5. Conclusions and Perspectives
This study presents a methodology to monitor and quantify surface water under all weather conditions within Cambodia and the Mekong Delta in Vietnam, using high quality Sentinel-1 SAR observations, freely available online. The methodology is based on a neural network classification trained with optical Landsat-8 images at 30 m spatial resolution. The information content of each satellite input is analyzed and the inputs are selected to optimize the performance of the classification. This method allows the detection of surface water with good accuracy when compared to visible and NIR data under clear sky conditions, as well as when compared to a floodability map derived from topography data. Surface water maps derived from the proposed NN show a spatial correlation of ∼90% when compared to Landsat-8 water maps, with a true positive water detection of ∼90%. Compared to MODIS/Terra water maps over the Delta in 2015, our products share the same wetland seasonal cycle and dynamics, with a temporal correlation of ∼99%.

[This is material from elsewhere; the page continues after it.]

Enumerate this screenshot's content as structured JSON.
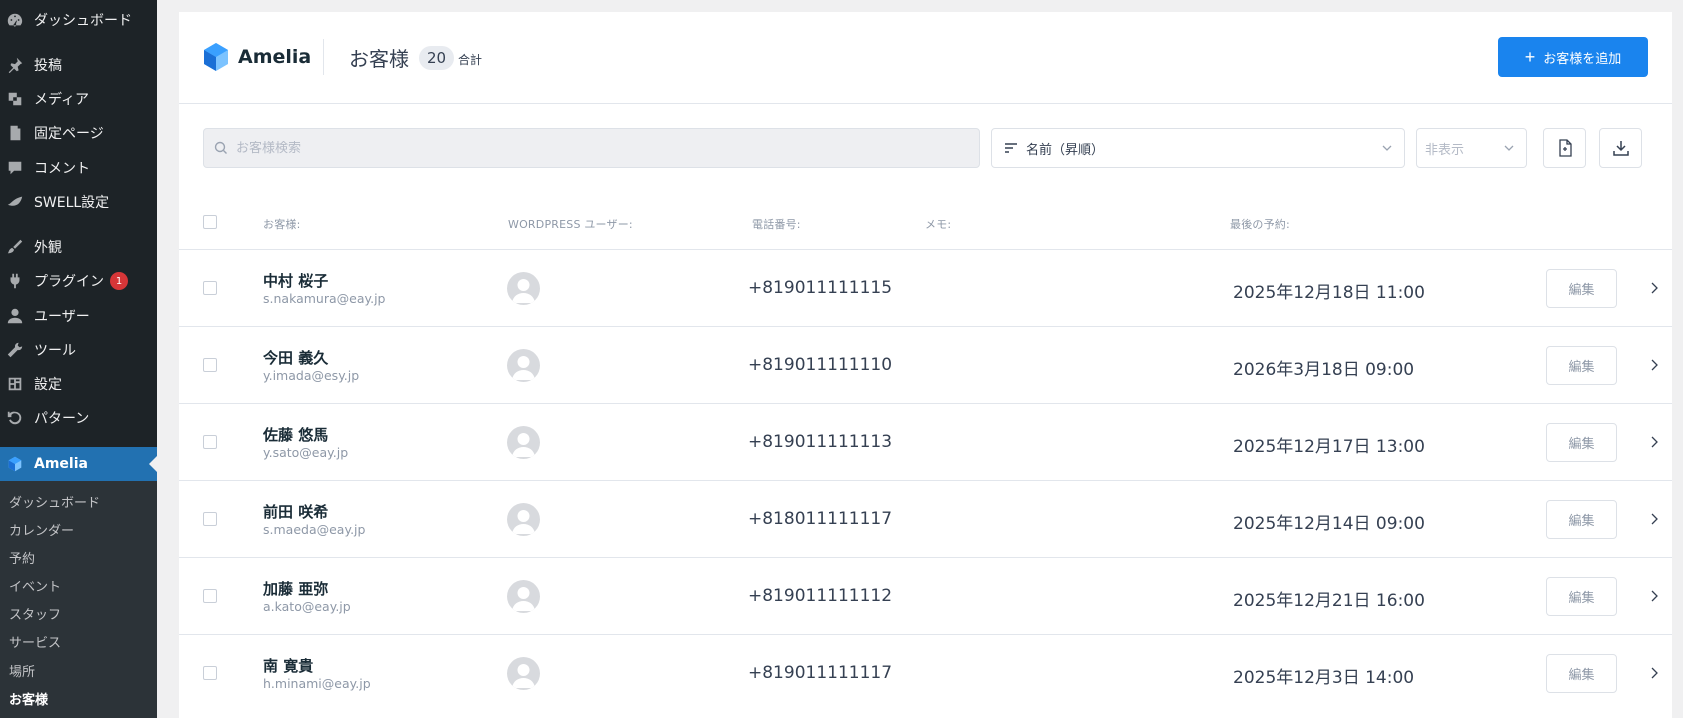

In the future, we will first apply the method to other areas under similar environments in southeast Asia and in other parts of the globe, and second we will test it in more vegetated environments. The final goal is to develop a general method capable of performing at the global scale to exploit the full spatial coverage of the Sentinel-1 mission. For this purpose, several approaches will be tested to improve the retrieval scheme. First, the introduction of a priori information from a topography-based floodability index will increase information on flooding and reduce ambiguities in the SAR signal with other surface parameters. Second, with the launch of the optical Sentinel-2 satellite, Sentinel-2 observations could be used to replace Landsat-8 data, and to train the SAR surface water classification under clear sky conditions. The classification could then be extended to the cloudy areas using the SAR data. Third, the temporal information in the SAR backscatter could also be exploited (i.e., minimum or standard deviation of the time series) as this information has been shown to improve the detection of floods [
13]. Finally, the high-resolution inundation extent retrieval maps could be post-processed in order to reduce the inherent noise in such high-spatial retrievals. We plan to test random walk techniques for that purpose.